Monday, October 18, 2010

Spy Movie Hotel Room

The second and final night that I spent in Cairo, after a long day of walking, pedicuring, swindling locals and horse riding was spent doing menial, but necessary things. Things like walking down the street to a gas station to buy a Galaxy Chocolate bar, and then heading over to a local type of fast-food restaurant a couple of blocks from my hotel.

Well.

It was official. I was without a guide or group wandering the streets of Cairo, once again. And you know, it was rather fun that evening, for a while at least. I think (I wish I could remember) that I ate at a fast food chain called Ma'Momen. It was one of the places our guide deemed safe for us non-Egyptians to eat. Fast food in Cairo is NOT like unto fast food in other places. Sure, there are KFCs and Arby's and McDonalds' all over Cairo, but I'm a local-style traveler (within reason). And eating at Ma'Momen was an adventure! No one there spoke English. There were lines and lines and lines of people crowded into the open-to-the-street style walk-up ordering pavilion. I reviewed the photos of the local food and pointed to something that looked like a Kafta sandwich and the young worker looked puzzlingly at me, so I said to him "Kafta?" and pointed once again. He punched something into his cash machine and motioned for me to wait to the Left. Everyone around me received numbers on their receipts that would be called out when their orders were ready, but my order-taker didn't even bother giving me one, knowing that I didn't understand Arabic and wouldn't be able to read the number.



So I stood around, watching the swarms of Egyptian men around me, ordering, shouting, lulling around waiting for their food to be dished up from piles of Falafel, skewers of hot sliced kebab and vats of chopped tomato and onion. Within a few moments, of me standing there, the atmosphere around me changed from one of slight hostility to the blonde woman standing in what must have been mostly a man's venue to curiosity to friendliness. The workers would take turns coming up to the counter next to me and smile or wave. The customers around began to nod at me and some even said "Whereareyooooofrom? Youarewelcome!" And then my food came, I had no idea what it would turn out to be, but it took about four workers to hand me the bag and they waved as we all said goodbye and I headed away down the street.

I ate as I walked. I was on a mission. You see, when I was gleefully galloping across the desert on my gorgeous Arabian horse, I unintentionally made a sacrifice to the gods of ancient Egypt: My camera's lenscap.

HORROR! PANIC! Argh.

Knowing that it was futile, I embarked on another walking safari of Cairo, this one at night, to find a new lenscap for my camera. Cairo at night is even more seedy and dirty than it is in the day. I stopped at various electronics shops only to be directed further along, further away, to another street, another district.
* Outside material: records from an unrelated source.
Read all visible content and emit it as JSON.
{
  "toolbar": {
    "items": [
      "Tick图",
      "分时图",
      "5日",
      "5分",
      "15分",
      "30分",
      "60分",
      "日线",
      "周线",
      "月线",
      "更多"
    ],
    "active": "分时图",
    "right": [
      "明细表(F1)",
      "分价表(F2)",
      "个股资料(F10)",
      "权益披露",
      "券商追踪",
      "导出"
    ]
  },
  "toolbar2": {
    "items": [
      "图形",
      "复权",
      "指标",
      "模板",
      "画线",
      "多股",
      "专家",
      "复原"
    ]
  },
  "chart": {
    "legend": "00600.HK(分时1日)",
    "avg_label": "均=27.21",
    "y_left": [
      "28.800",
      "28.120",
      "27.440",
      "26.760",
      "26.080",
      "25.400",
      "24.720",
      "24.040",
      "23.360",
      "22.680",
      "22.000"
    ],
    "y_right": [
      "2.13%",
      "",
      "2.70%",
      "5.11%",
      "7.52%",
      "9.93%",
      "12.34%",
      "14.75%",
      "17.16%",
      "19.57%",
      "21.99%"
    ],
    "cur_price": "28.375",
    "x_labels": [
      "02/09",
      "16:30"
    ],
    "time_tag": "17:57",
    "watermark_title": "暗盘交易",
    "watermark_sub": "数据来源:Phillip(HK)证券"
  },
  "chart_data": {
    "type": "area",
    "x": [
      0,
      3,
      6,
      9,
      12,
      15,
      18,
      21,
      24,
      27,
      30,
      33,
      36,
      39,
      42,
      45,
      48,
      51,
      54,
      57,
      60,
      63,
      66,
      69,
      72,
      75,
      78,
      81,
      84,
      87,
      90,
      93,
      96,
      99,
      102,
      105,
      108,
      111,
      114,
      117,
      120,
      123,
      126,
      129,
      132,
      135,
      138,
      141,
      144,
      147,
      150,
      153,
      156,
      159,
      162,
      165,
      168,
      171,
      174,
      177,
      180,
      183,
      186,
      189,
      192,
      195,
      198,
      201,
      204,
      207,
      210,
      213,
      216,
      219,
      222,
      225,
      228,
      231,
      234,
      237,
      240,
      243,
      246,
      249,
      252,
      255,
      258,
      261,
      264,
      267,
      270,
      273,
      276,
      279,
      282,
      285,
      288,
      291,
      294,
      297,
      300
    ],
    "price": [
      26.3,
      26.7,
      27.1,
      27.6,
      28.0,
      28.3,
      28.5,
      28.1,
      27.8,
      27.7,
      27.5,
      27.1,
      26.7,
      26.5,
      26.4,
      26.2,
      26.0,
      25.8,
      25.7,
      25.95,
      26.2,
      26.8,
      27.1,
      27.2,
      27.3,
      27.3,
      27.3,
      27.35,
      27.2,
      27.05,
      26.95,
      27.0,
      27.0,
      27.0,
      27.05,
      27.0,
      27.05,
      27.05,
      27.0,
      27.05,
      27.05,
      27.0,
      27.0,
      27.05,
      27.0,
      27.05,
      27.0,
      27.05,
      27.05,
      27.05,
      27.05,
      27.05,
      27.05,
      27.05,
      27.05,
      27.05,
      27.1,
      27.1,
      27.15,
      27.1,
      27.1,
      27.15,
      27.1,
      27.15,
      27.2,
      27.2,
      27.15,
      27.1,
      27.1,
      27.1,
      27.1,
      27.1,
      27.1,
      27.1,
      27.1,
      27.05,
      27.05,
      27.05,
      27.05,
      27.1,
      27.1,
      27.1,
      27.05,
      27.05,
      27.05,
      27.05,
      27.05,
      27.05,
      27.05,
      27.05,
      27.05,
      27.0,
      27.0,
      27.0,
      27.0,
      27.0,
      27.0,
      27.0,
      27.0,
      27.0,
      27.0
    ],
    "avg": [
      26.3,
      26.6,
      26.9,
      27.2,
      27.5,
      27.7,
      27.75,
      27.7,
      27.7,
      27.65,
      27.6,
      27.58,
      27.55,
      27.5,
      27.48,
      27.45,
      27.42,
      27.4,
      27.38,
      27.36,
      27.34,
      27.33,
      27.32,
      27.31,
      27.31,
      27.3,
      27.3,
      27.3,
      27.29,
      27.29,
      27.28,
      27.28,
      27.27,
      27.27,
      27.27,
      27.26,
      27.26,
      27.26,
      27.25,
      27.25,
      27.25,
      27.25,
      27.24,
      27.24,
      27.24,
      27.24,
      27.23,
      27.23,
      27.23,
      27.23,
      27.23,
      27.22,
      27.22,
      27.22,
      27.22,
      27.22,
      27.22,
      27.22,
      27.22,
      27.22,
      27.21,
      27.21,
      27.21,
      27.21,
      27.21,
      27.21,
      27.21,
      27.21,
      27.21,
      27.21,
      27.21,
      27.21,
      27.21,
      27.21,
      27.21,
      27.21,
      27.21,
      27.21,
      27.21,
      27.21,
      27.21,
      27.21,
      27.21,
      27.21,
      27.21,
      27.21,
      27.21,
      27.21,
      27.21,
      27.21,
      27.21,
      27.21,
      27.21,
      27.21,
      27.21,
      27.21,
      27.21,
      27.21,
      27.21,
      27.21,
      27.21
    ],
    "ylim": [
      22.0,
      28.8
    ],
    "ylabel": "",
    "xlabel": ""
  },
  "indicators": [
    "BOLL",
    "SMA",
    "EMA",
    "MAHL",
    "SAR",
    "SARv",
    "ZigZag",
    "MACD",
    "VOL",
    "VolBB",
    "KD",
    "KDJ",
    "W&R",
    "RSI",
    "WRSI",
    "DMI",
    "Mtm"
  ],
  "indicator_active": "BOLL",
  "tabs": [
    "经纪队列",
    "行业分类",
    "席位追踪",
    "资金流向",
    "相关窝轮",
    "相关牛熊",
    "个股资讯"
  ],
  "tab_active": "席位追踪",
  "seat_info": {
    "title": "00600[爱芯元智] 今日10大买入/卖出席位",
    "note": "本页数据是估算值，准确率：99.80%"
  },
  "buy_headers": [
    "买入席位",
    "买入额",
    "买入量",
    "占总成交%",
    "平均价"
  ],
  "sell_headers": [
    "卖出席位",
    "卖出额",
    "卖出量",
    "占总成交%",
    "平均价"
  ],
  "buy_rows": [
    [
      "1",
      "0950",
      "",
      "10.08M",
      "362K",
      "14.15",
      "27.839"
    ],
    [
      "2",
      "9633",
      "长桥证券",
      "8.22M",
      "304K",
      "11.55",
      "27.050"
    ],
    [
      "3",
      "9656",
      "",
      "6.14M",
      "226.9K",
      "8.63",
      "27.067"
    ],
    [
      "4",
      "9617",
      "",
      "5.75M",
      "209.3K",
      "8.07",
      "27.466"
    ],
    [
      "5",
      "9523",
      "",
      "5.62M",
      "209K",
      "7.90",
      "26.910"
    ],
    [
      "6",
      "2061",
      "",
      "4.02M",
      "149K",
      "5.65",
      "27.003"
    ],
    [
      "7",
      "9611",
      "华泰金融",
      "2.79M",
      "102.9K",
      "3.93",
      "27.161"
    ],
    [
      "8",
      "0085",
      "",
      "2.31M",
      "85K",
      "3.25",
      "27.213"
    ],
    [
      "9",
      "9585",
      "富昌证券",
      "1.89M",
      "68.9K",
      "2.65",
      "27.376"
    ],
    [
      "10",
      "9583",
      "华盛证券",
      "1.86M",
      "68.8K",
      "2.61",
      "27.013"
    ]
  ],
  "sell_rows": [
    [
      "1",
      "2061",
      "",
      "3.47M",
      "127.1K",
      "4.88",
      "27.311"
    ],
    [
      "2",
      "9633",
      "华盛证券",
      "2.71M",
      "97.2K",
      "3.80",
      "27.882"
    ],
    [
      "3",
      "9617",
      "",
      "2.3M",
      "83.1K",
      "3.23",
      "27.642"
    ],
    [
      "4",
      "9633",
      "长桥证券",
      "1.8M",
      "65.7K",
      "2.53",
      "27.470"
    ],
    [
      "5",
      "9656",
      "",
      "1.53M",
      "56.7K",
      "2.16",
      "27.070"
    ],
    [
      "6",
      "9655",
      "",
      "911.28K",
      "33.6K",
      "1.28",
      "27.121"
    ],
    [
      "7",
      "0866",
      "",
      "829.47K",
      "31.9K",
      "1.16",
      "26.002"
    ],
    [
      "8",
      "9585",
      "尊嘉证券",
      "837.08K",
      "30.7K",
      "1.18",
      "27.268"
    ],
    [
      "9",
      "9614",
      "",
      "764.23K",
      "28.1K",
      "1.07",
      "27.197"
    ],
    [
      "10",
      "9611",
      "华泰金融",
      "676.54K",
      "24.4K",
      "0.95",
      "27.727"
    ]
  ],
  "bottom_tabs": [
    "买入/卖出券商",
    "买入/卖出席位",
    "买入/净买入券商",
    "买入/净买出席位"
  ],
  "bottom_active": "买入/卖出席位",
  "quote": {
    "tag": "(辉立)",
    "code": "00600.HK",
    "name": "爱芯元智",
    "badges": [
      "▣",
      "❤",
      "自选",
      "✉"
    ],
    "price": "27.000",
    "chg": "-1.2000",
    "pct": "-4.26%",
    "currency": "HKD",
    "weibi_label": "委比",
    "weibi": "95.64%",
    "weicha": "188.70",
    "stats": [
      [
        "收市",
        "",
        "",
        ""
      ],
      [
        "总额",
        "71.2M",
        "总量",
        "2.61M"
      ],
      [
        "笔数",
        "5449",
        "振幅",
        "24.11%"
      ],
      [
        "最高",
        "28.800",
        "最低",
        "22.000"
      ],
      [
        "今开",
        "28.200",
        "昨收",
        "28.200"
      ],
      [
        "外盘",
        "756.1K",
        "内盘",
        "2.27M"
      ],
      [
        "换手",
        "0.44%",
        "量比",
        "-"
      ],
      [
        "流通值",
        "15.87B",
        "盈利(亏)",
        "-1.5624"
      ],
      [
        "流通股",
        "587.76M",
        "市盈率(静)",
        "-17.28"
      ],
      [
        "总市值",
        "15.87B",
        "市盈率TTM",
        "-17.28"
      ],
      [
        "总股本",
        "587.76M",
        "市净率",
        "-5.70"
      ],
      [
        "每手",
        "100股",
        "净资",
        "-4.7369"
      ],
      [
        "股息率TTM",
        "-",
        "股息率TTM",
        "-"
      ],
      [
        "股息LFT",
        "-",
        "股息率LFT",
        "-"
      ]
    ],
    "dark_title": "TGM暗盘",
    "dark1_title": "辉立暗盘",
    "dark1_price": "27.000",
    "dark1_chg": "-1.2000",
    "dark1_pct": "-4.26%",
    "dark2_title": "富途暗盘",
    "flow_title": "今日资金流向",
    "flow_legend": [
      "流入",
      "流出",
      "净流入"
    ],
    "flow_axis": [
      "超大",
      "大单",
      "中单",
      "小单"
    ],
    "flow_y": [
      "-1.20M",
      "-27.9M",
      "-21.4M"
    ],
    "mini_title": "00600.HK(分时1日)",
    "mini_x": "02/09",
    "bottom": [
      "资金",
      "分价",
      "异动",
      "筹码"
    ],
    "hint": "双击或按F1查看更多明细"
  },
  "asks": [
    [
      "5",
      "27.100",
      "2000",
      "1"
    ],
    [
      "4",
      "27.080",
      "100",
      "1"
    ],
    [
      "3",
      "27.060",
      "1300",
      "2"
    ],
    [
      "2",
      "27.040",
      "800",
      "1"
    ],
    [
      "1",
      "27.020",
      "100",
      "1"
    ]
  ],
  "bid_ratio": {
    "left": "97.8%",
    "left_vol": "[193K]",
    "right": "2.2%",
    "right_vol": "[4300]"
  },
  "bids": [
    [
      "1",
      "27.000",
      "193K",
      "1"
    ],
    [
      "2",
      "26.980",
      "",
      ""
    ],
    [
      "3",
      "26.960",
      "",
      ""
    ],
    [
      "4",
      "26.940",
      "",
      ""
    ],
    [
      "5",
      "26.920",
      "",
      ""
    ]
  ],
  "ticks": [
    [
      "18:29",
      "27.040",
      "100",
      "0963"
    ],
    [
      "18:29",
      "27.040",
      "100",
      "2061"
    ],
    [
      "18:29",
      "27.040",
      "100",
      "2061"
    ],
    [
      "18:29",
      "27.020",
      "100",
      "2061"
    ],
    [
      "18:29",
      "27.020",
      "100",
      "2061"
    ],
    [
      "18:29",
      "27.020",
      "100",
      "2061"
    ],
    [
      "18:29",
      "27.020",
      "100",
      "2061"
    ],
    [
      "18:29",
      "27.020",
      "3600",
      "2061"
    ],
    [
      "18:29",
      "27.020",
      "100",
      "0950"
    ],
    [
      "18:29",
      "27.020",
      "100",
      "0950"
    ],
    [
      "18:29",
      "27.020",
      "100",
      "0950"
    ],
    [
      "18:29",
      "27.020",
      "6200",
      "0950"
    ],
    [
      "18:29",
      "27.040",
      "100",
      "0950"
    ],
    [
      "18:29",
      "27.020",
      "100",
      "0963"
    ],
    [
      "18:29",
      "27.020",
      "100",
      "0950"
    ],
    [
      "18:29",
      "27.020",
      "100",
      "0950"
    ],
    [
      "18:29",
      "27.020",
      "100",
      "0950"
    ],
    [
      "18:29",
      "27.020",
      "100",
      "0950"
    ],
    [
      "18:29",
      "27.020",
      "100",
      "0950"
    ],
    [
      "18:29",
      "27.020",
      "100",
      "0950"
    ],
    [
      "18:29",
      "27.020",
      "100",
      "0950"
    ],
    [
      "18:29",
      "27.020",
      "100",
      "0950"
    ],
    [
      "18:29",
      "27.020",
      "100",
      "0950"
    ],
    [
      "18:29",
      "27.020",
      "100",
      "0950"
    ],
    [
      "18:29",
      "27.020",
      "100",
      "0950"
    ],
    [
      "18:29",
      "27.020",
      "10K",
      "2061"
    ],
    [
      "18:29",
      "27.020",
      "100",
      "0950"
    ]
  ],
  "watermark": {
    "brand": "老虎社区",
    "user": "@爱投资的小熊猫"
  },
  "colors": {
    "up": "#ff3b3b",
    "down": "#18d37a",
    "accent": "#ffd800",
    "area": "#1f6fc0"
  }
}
I passed the auto shops, the clothing sellers with their windows full of bright neons, I traveled through Crowds of Egyptians all staring at the foreigner who dared mingle with them in the dark. It was a gutsy thing, I must say. But I was determined to give it my best and try to save my camera lens.

Finally, after walking miles and having spent the rest of my energy, my legs protested walking any further. I found the main road that my hotel lived on and began to walk back. Miles and miles. And then I was home again. Back to the small room on the sixth floor of a building that had been nice sixty years ago. It was passable as far as lodging goes. Much better than my room in Amman! I flipped the breaker to turn my AC unit on, once again. (It would run for twenty minutes and then shut off, only to come back on after flipping the breaker again.) I dared open the creaky shutters once to find my small window overlooking a large street, caked and covered in years of city grime. The previously muffled city sounds came through at me, loud and crisp. I closed the shutter and quickly locked them again and sat down on my small single bed, covered in a rough nappy brown blanket and realized what this room reminded me of...

It was the room from Spy movies. 

It was the room you see the ex-pat or person on the run hiding out in: Small, dingy, confined, non-descript and unmemorable. Except that it will be forever burnt into my memory as the hotel that I stayed in that was like the Bourne Identity.

But it had a wonderful, clean, newly remodeled bathroom with a fabulous bathtub that I spent the next hour doing laundry by hand in.

View from The Capsis Palace Hotel. Ramsis Road, Cairo. Photos from TripAdvisor.

Oh! And because I know you're dying to find out just how I managed my missing lens cap problem: Zip Lock baggie wrapped around the lens + hair scrunchy to hold it in place. LOVE my ziplocks while traveling.